Let's try $x·x = x^2$. We want $PQ+R = x^2$, and it happens that $Q=1, R=x+1$ works. So $x·x = x+1$.
I strongly recommend that you calculate the multiplication table yourself. But here it is if you want to check:
$$\begin{array}{c|cccc}
· & 0 & 1 & x & x+1 \\ \hline
0 & 0 & 0 & 0 & 0 \\
1 & 0 & 1 & x & x+1 \\
x & 0 & x & x+1 & 1 \\
x+1 & 0 & x+1 & 1 & x
\end{array}
$$
To calculate the unique field $\Bbb F_{2^3}$ of order 8, you let the elements be the 8 second-degree polynomials $0, 1, x, \ldots, x^2+x, x^2+x+1$ and instead of reducing by $x^2+x+1$, you reduce by $x^3+x+1$. (Not by $x^3+x^2+x+1$, because that factors as $(x^2+1)(x+1)$.) To calculate the unique field $\Bbb F_{3^2}$ of order 27, you start with the 27 third-degree polynomials with coefficients in $\{0,1,2\}$, and you reduce by $x^3+2x+1$ (I think).
The special notation $\Bbb F_p[x]$ means the ring of all polynomials with coefficients from $\Bbb F_p$. $\langle P \rangle$ means the ring of all multiples of polynomial $P$. (A ring is a set with an addition, subtraction, and multiplication defined.)
When we write $\Bbb F_p[x] / \langle P\rangle$ we are constructing a thing called a “quotient” structure. This is a generalization of the process that turns the ordinary integers $\Bbb Z$ into the modular-arithmetic integers we have been calling $\Bbb F_p$. To construct $\Bbb F_p$, we start with $\Bbb Z$ and then agree that two elements of $\Bbb Z$ will be considered equivalent if they differ by a multiple of $p$.
To get $\Bbb F_p[x] / \langle P \rangle$ we start with $\Bbb F_p[x]$, and then agree that elements of $\Bbb F_p[x]$ will be considered equivalent if they differ by a multiple of $P$. The division theorem guarantees that of all the equivalent polynomials in a class, exactly one of them will have degree less than that of $P$, and that is the one we choose as a representative of its class and write into the multiplication table.

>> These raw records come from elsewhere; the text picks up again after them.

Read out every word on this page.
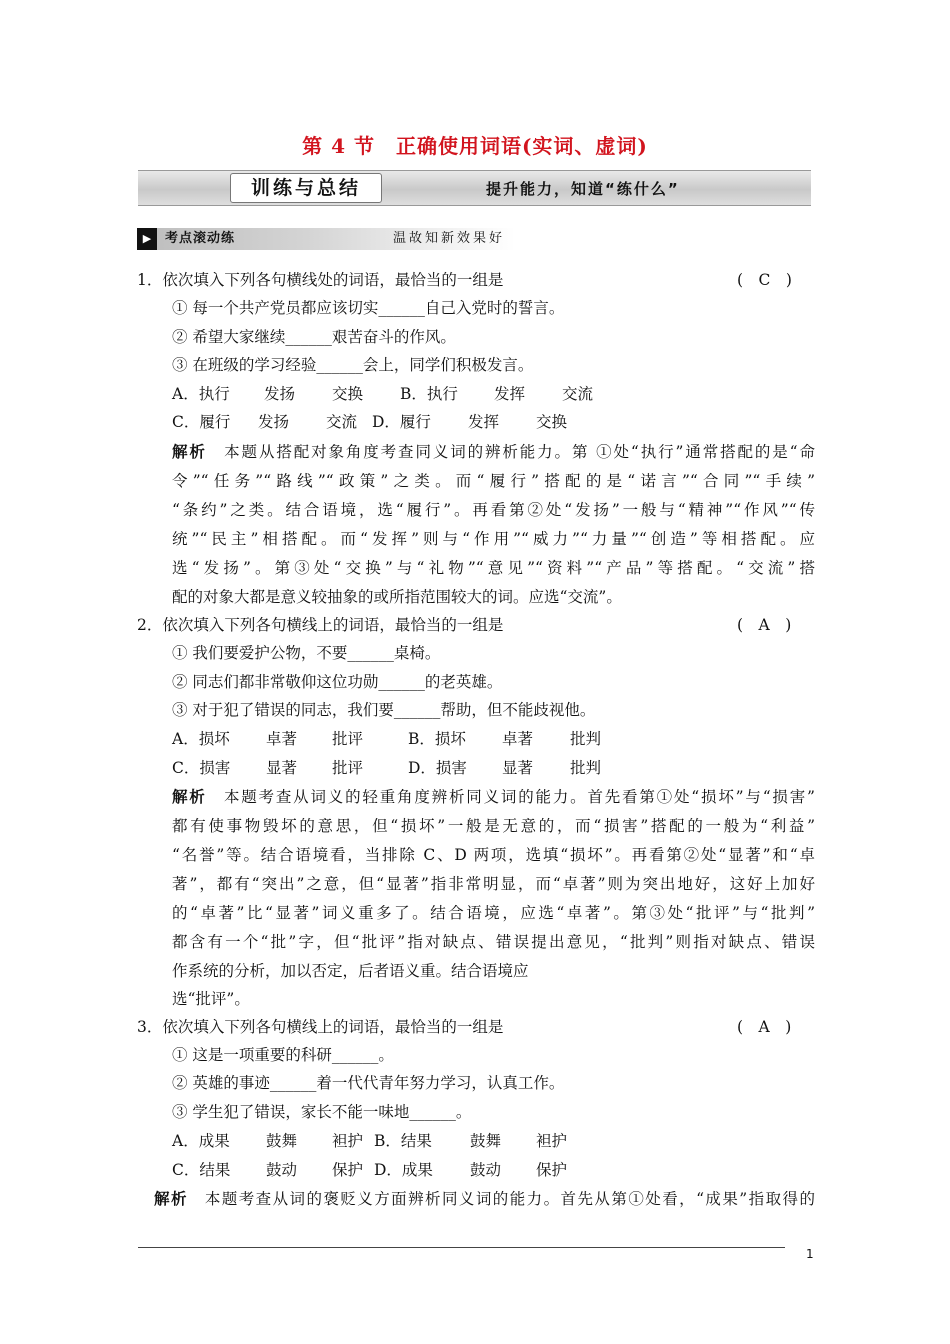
第 4 节　正确使用词语(实词、虚词)
训练与总结	提升能力，知道“练什么”
▶	考点滚动练	温故知新效果好
1．依次填入下列各句横线处的词语，最恰当的一组是	(　C　)
① 每一个共产党员都应该切实______自己入党时的誓言。
② 希望大家继续______艰苦奋斗的作风。
③ 在班级的学习经验______会上，同学们积极发言。
A．执行 发扬 交换 B．执行 发挥 交流
C．履行 发扬 交流 D．履行 发挥 交换
解析　 本题从搭配对象角度考查同义词的辨析能力。第 ①处“执行”通常搭配的是“命
令”“任务”“路线”“政策”之类。而“履行”搭配的是“诺言”“合同”“手续”
“条约”之类。结合语境，选“履行”。再看第②处“发扬”一般与“精神”“作风”“传
统”“民主”相搭配。而“发挥”则与“作用”“威力”“力量”“创造”等相搭配。应
选“发扬”。第③处“交换”与“礼物”“意见”“资料”“产品”等搭配。“交流”搭
配的对象大都是意义较抽象的或所指范围较大的词。应选“交流”。
2．依次填入下列各句横线上的词语，最恰当的一组是	(　A　)
① 我们要爱护公物，不要______桌椅。
② 同志们都非常敬仰这位功勋______的老英雄。
③ 对于犯了错误的同志，我们要______帮助，但不能歧视他。
A．损坏 卓著 批评	B．损坏 卓著 批判
C．损害 显著 批评	D．损害 显著 批判
解析　 本题考查从词义的轻重角度辨析同义词的能力。首先看第①处“损坏”与“损害”
都有使事物毁坏的意思，但“损坏”一般是无意的，而“损害”搭配的一般为“利益”
“名誉”等。结合语境看，当排除 C、D 两项，选填“损坏”。再看第②处“显著”和“卓
著”，都有“突出”之意，但“显著”指非常明显，而“卓著”则为突出地好，这好上加好
的“卓著”比“显著”词义重多了。结合语境，应选“卓著”。第③处“批评”与“批判”
都含有一个“批”字，但“批评”指对缺点、错误提出意见，“批判”则指对缺点、错误
作系统的分析，加以否定，后者语义重。结合语境应
选“批评”。
3．依次填入下列各句横线上的词语，最恰当的一组是	(　A　)
① 这是一项重要的科研______。
② 英雄的事迹______着一代代青年努力学习，认真工作。
③ 学生犯了错误，家长不能一味地______。
A．成果 鼓舞 袒护 B．结果 鼓舞 袒护
C．结果 鼓动 保护 D．成果 鼓动 保护
解析　 本题考查从词的褒贬义方面辨析同义词的能力。首先从第①处看，“成果”指取得的
1
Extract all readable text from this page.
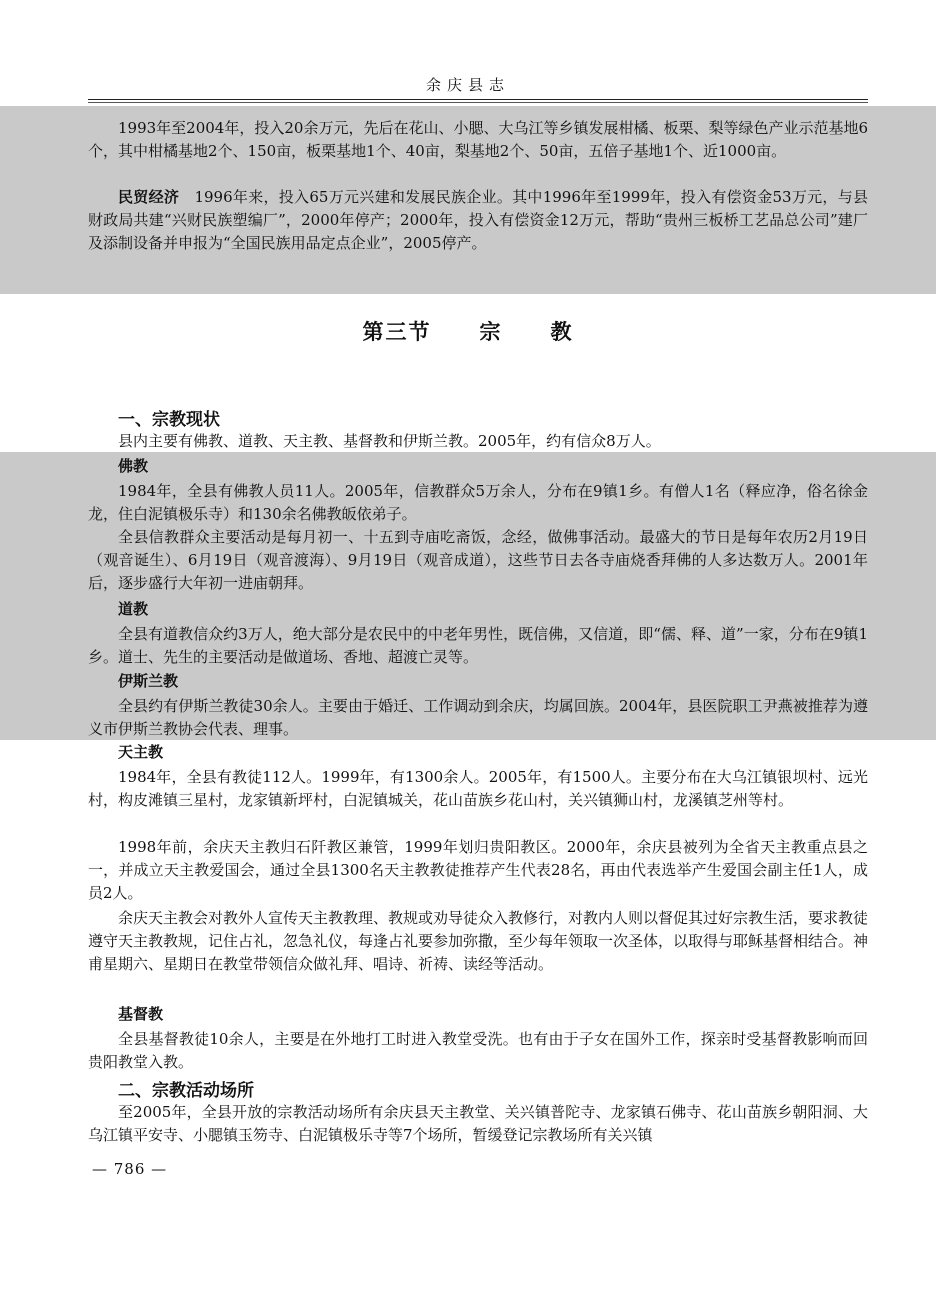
余庆县志

1993年至2004年，投入20余万元，先后在花山、小腮、大乌江等乡镇发展柑橘、板栗、梨等绿色产业示范基地6个，其中柑橘基地2个、150亩，板栗基地1个、40亩，梨基地2个、50亩，五倍子基地1个、近1000亩。

民贸经济　 1996年来，投入65万元兴建和发展民族企业。其中1996年至1999年，投入有偿资金53万元，与县财政局共建“兴财民族塑编厂”，2000年停产；2000年，投入有偿资金12万元，帮助“贵州三板桥工艺品总公司”建厂及添制设备并申报为“全国民族用品定点企业”，2005停产。

第三节 宗 教
一、宗教现状

县内主要有佛教、道教、天主教、基督教和伊斯兰教。2005年，约有信众8万人。

佛教

1984年，全县有佛教人员11人。2005年，信教群众5万余人，分布在9镇1乡。有僧人1名（释应净，俗名徐金龙，住白泥镇极乐寺）和130余名佛教皈依弟子。

全县信教群众主要活动是每月初一、十五到寺庙吃斋饭，念经，做佛事活动。最盛大的节日是每年农历2月19日（观音诞生）、6月19日（观音渡海）、9月19日（观音成道），这些节日去各寺庙烧香拜佛的人多达数万人。2001年后，逐步盛行大年初一进庙朝拜。

道教

全县有道教信众约3万人，绝大部分是农民中的中老年男性，既信佛，又信道，即“儒、释、道”一家，分布在9镇1乡。道士、先生的主要活动是做道场、香地、超渡亡灵等。

伊斯兰教

全县约有伊斯兰教徒30余人。主要由于婚迁、工作调动到余庆，均属回族。2004年，县医院职工尹燕被推荐为遵义市伊斯兰教协会代表、理事。

天主教

1984年，全县有教徒112人。1999年，有1300余人。2005年，有1500人。主要分布在大乌江镇银坝村、远光村，构皮滩镇三星村，龙家镇新坪村，白泥镇城关，花山苗族乡花山村，关兴镇狮山村，龙溪镇芝州等村。

1998年前，余庆天主教归石阡教区兼管，1999年划归贵阳教区。2000年，余庆县被列为全省天主教重点县之一，并成立天主教爱国会，通过全县1300名天主教教徒推荐产生代表28名，再由代表选举产生爱国会副主任1人，成员2人。

余庆天主教会对教外人宣传天主教教理、教规或劝导徒众入教修行，对教内人则以督促其过好宗教生活，要求教徒遵守天主教教规，记住占礼，忽急礼仪，每逢占礼要参加弥撒，至少每年领取一次圣体，以取得与耶稣基督相结合。神甫星期六、星期日在教堂带领信众做礼拜、唱诗、祈祷、读经等活动。

基督教

全县基督教徒10余人，主要是在外地打工时进入教堂受洗。也有由于子女在国外工作，探亲时受基督教影响而回贵阳教堂入教。

二、宗教活动场所

至2005年，全县开放的宗教活动场所有余庆县天主教堂、关兴镇普陀寺、龙家镇石佛寺、花山苗族乡朝阳洞、大乌江镇平安寺、小腮镇玉笏寺、白泥镇极乐寺等7个场所，暂缓登记宗教场所有关兴镇

— 786 —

This is what we are doing when we “divide by $P$ and keep the remainder”.
A particularly important example of this construction is $\Bbb R[x] / \langle x^2 + 1\rangle$. That is, we take the set of polynomials with real coefficients, but we consider two polynomials equivalent if they differ by a multiple of $x^2 + 1$. By the division theorem, each polynomial is then equivalent to some first-degree polynomial $ax+b$.

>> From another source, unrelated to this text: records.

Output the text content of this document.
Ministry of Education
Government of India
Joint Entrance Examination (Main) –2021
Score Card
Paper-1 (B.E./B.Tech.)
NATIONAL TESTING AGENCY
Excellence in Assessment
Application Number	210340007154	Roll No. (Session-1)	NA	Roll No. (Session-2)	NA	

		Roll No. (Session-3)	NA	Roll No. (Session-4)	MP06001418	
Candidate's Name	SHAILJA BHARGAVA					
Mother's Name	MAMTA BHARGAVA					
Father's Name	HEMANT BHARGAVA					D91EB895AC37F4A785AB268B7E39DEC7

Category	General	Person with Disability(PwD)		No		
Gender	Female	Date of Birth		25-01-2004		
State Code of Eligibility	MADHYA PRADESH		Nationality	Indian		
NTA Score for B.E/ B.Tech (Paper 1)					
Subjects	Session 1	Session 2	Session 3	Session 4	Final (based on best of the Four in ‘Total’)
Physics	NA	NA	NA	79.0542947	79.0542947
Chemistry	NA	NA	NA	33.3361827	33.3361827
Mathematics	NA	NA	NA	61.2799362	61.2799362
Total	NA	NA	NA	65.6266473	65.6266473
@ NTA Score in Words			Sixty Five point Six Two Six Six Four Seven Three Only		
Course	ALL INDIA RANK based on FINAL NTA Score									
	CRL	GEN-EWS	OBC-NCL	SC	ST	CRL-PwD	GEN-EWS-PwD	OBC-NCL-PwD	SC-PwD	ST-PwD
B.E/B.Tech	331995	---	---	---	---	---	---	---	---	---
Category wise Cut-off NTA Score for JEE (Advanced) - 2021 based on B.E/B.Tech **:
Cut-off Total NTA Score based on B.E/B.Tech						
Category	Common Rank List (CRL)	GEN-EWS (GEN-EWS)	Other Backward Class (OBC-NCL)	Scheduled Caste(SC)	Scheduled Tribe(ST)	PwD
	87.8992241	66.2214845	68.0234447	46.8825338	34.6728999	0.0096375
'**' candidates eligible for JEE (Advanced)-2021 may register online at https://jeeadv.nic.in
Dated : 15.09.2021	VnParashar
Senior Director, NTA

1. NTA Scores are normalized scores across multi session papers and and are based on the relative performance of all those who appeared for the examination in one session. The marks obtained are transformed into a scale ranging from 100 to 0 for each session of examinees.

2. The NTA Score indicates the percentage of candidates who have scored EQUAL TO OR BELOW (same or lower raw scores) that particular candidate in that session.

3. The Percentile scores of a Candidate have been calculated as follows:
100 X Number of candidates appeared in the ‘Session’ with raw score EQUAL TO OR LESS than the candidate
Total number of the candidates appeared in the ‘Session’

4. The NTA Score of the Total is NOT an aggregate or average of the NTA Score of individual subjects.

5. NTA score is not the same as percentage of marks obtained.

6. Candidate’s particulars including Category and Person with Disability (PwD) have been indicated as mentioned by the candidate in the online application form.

Let's multiply $$(ax+b)(cx+d).$$ As usual we obtain $$acx^2 + (ad+bc)x + bd.$$ From this we can subtract $ac(x^2 + 1)$ to obtain the equivalent first-degree polynomial $$(ad+bc) x + (bd-ac).$$
Now recall that in the complex numbers, $(b+ai)(d + ci) = (bd-ac) + (ad+bc)i$. We have just constructed the complex numbers,with the polynomial $x$ playing the role of $i$.